Die Antwort auf Trumps Forderung hielt er "für vernünftig" - im Gegensatz zur Haltung des US-Präsidenten selbst: "Was Trump erwartet hat, war nicht realistisch", sagte Neumann, "Verbündete sein bedeutet nicht, dass man bei jedem Quatsch mitmachen muss." Die "Öffnung" der Straße von Hormus sei nicht nur riskant. "Selbst wenn sie funktionieren würde, hätte man eine Reduktion des Ölflusses von 85 Prozent. Das ist nicht die Lösung", kritisierte er.
Es gäbe viele Möglichkeiten, außer Schiffe zu schicken, fügte "Wirtschaftsweise" Veronika Grimm hinzu. Beispielsweise die Produktion der Abwehrdrohnen zu beschleunigen. Hier könnte man im Industriestandort Deutschland schnell Kapazitäten aufbauen. "Das würde darauf einzahlen, dass wir Fähigkeiten erwerben, die wir ohnehin brauchen", meinte sie. Zusätzlich witterte sie im Nahen Osten großes wirtschaftliches Potenzial, wenn man den Iran aus dem Einflussbereich Chinas und Russlands ziehen könnte.
"Es wäre im deutschen Eigeninteresse, das zu tun", gab ihr Neumann recht. Wenn der Konflikt vorbei ist, würden die Golfstaaten "zig-Milliarden ausgeben für Pipelines und Verteidigung". Dann würden sie sich hoffentlich daran erinnern, wer ihnen im Krieg geholfen hat.
"Wir sehen, dass diese Staaten der Region sehr schnell strategisch umsatteln müssen und damit überfordert sind", warnte Nahostexperte Daniel Gerlach, die Situation zu rosig einzuschätzen: Wie Katar, einer der größten Investoren im Automobilsektor, werden sie es sich "vielleicht auch nicht mehr leisten können, in unsere Industrien in Deutschland zu investieren".
Wolfgang Ischinger übt Kritik am Bundeskanzler
"Es hängt alles mit allem zusammen", brachte Wolfgang Ischinger, Vorsitzender der Münchner Sicherheitskonferenz die Komplexität der Weltlage auf den Punkt.
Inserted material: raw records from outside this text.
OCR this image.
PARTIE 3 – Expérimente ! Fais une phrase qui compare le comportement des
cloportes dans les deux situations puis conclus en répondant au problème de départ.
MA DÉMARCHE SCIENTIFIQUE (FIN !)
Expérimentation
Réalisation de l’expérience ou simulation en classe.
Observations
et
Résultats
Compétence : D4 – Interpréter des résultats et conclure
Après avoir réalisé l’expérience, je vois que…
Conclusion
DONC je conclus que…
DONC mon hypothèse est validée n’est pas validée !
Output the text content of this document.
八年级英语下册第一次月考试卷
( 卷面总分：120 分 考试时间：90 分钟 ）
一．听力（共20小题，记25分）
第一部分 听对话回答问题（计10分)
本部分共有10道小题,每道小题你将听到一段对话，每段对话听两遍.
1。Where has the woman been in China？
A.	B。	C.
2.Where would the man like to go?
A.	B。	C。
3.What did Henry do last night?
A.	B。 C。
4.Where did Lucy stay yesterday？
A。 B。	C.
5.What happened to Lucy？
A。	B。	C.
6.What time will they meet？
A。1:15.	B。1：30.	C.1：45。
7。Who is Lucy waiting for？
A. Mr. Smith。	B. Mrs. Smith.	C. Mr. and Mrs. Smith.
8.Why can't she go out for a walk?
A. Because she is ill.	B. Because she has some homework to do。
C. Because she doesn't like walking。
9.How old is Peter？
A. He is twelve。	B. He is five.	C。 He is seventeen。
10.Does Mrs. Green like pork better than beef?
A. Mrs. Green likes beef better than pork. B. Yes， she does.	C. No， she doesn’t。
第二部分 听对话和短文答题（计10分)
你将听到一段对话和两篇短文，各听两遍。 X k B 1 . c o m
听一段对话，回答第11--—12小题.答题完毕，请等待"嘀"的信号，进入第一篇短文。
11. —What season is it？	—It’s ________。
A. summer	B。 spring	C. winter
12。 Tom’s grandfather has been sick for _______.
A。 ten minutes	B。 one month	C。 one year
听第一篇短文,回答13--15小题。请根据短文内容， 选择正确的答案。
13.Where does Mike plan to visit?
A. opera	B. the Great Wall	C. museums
Aufgrund der Auswirkungen auf die Weltwirtschaft, aber auch die Verzahnung mit dem Ukraine-Krieg sei es deshalb auch nicht hinreichend zu sagen "Das ist nicht unser Krieg", kritisierte er diplomatisch die Aussage von Bundeskanzler Friedrich Merz. "Ich hätte es besser gefunden, wenn man statt des Nein gesagt hätte: 'Ja, wir können das in Betracht ziehen, aber da hätten wir ein paar Gegenforderungen.'"
Er forderte die europäischen Staats- und Regierungschef auf, statt wie bei der Gaza-Lösung oder den Verhandlungen im Ukraine-Krieg in der Zuschauerrolle zu versacken oder der dritten Reihe zu sitzen, ein starkes Lebenszeichen von sich zu geben und ein Sicherheitskonzept für die Region zu skizzieren. Staaten wie Katar oder Saudi-Arabien "würden sich freuen, wenn wir kommen würden mit Vorschlägen", sah er die "Stunde europäischer Diplomatie" geschlagen.